Die Erfahrungen von Carina Wintergarten

Portrait Carina Wintergarten ist 24 Jahre alt und gelernte Schreinergesellin. Sie möchte in naher Zukunft ein Studium der sozialen Arbeit beginnen. Aufgrund ihrer Essstörung, die in der frühen Jugend begann, hat sie mehrere Klinikaufenthalte hinter sich. Seit einiger Zeit erhält sie Unterstützung durch eine gesetzliche Betreuerin. Bei einem weiteren, bereits geplanten Klinikaufenthalt möchte sie an ihrem Körperbild und Selbstwertgefühl arbeiten.

Carina Wintergarten erzählt, dass ihre Essstörung begann, als sie mit vierzehn Jahren zu dem Schluss kam, zu kräftig zu sein. Sie fing an, weniger zu essen und gleichzeitig exzessiv Sport zu treiben, was dazu führte, dass sie schnell abnahm. Drei Schulfreundinnen merkten bald, dass mit ihrem Essverhalten etwas nicht stimmte. Mit Aufzeichnungen über das, was sie am Tag gegessen hatten, konnten sie Carina Wintergarten davon überzeugen, dass sie selbst viel zu wenig aß. Auch ihr Vater versuchte zu helfen, indem er ihren Sport kontrollierte und ihr zur Orientierung für normale Essensmengen eine Kalorientabelle gab. Das führte jedoch dazu, dass sie begann, Kalorien zu zählen.

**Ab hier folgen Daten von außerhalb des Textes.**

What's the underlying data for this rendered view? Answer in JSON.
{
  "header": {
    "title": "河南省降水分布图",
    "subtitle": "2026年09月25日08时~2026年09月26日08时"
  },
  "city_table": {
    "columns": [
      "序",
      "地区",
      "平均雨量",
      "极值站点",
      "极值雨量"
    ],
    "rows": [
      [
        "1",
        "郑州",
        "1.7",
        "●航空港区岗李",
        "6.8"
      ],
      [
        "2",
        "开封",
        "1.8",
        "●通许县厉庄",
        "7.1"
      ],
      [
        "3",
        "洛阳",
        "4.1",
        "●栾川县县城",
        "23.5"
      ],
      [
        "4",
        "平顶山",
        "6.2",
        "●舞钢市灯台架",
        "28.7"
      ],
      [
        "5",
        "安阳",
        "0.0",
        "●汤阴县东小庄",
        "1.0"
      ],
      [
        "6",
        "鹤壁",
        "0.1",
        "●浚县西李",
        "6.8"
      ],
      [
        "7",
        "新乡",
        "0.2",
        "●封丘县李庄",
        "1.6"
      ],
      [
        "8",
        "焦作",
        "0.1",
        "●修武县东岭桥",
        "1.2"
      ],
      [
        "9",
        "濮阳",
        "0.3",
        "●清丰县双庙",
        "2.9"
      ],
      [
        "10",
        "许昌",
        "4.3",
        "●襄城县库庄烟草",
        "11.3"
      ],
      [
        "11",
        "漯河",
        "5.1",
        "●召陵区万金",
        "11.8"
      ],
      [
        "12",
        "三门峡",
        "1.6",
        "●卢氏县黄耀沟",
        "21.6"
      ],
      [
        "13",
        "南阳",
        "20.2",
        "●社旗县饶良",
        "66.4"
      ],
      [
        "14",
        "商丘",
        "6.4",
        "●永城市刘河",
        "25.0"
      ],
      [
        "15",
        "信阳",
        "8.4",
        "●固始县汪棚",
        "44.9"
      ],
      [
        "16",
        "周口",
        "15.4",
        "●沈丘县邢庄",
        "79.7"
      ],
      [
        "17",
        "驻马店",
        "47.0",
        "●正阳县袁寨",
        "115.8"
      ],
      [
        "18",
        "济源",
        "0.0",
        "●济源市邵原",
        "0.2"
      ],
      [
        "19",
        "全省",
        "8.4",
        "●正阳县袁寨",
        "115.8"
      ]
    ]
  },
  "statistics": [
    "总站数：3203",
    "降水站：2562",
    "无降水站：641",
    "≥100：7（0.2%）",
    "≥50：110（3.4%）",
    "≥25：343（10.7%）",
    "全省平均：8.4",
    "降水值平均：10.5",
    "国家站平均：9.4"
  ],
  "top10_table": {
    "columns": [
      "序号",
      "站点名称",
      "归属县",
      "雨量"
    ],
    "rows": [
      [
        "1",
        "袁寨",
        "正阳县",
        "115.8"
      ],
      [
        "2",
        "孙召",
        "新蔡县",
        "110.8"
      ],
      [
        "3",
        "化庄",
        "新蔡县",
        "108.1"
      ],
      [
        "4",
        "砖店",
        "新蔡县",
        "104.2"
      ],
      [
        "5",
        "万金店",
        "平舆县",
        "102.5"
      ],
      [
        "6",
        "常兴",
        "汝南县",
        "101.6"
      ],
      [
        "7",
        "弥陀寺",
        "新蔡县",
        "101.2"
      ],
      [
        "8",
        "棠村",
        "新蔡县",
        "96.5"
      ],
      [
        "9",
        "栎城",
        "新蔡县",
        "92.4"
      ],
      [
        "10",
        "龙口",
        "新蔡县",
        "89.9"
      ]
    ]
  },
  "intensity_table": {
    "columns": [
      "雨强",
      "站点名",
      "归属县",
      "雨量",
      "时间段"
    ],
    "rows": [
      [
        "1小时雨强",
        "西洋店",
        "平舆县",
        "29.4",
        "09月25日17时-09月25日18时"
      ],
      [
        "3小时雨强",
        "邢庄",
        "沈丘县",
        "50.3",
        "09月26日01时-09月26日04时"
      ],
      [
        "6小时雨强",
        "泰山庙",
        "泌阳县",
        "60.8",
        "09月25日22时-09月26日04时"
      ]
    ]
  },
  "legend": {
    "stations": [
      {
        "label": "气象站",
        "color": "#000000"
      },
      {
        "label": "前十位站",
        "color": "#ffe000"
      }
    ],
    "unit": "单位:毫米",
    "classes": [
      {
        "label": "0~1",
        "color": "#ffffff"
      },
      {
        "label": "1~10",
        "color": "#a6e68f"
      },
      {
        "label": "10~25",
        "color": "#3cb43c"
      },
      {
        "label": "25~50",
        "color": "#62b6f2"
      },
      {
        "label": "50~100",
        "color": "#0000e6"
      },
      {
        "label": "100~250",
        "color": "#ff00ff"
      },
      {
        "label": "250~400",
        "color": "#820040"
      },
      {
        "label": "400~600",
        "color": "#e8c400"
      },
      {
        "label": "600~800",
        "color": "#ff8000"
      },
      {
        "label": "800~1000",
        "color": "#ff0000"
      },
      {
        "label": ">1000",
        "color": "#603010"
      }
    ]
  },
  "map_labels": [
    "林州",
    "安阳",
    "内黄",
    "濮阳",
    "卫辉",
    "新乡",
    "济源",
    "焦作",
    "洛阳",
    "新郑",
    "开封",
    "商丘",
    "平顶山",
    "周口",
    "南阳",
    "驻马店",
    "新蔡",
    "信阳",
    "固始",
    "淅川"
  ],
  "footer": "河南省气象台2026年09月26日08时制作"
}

Carina Wintergarten kam schließlich mehrfach in Kliniken, wo sie sehr unterschiedliche Erfahrungen machte. Positiv erlebte sie die ersten Aufenthalte in einer Kinder-und Jugendpsychiatrie. Sie schaffte es, eine Sondenernährung abzuwenden und von selbst zuzunehmen. Als hilfreich beschreibt sie vor allem die individuellen Esspläne, die sie dort bekam. Außerhalb der Klinikaufenthalte machte sie ambulante Psychotherapie. Im Nachhinein bringt Carina Wintergarten die Entwicklung ihrer Essstörung auch damit zusammen, dass sie eine Persönlichkeitsstörung hat.

Carina Wintergarten zog eine Zeitlang in ein betreutes psychotherapeutisches Wohnheim, wo sie Unterstützung fand, jedoch auch anfing, ihr Essen zu erbrechen. Beim regelmäßigen Wiegen täuschte sie ein höheres Gewicht vor, indem sie jeden Morgen einige Liter „auftrank“, und geriet dadurch in akute Lebensgefahr durch Blutverdünnung, was intensivmedizinisch behandelt werden musste.

Als sie achtzehn Jahre alt wurde, fing Carina Wintergarten eine Schreinerlehre an. Seitdem wird sie von einer gesetzlichen Betreuerin unterstützt, besonders in der Kommunikation mit ihren Eltern, in schwierigen Lebenssituationen und wichtigen finanziellen Entscheidungen. Die Betreuerin darf sie auch zwangseinweisen, weil Carina Wintergarten die Erfahrung gemacht hat, dass sich die Essstörung „einschleichen“ kann, ohne dass sie es selbst bemerkt.

Ein sehr positives Erlebnis war für Carina Wintergarten ein professionelles Fotoshooting, das ihr das Gefühl gab, schön zu sein, so wie sie ist. Seit vier Jahren geht es ihr psychisch besser und sie war seither nicht in einer Klinik. Die Ess-Brech-Anfälle und ihr Untergewicht sind jedoch weiterhin ein Thema. Carina Wintergarten wünscht sich, ein normales Leben zu führen, in dem sie nicht als „Krankheit“, sondern als ganzer Mensch wahrgenommen wird. Sie hat einen weiteren Klinikaufenthalt geplant, bei dem sie sich vor allem der Arbeit an ihrem Körperbild und Selbstwertgefühl widmen möchte.

Das Interview wurde im Sommer 2016 geführt.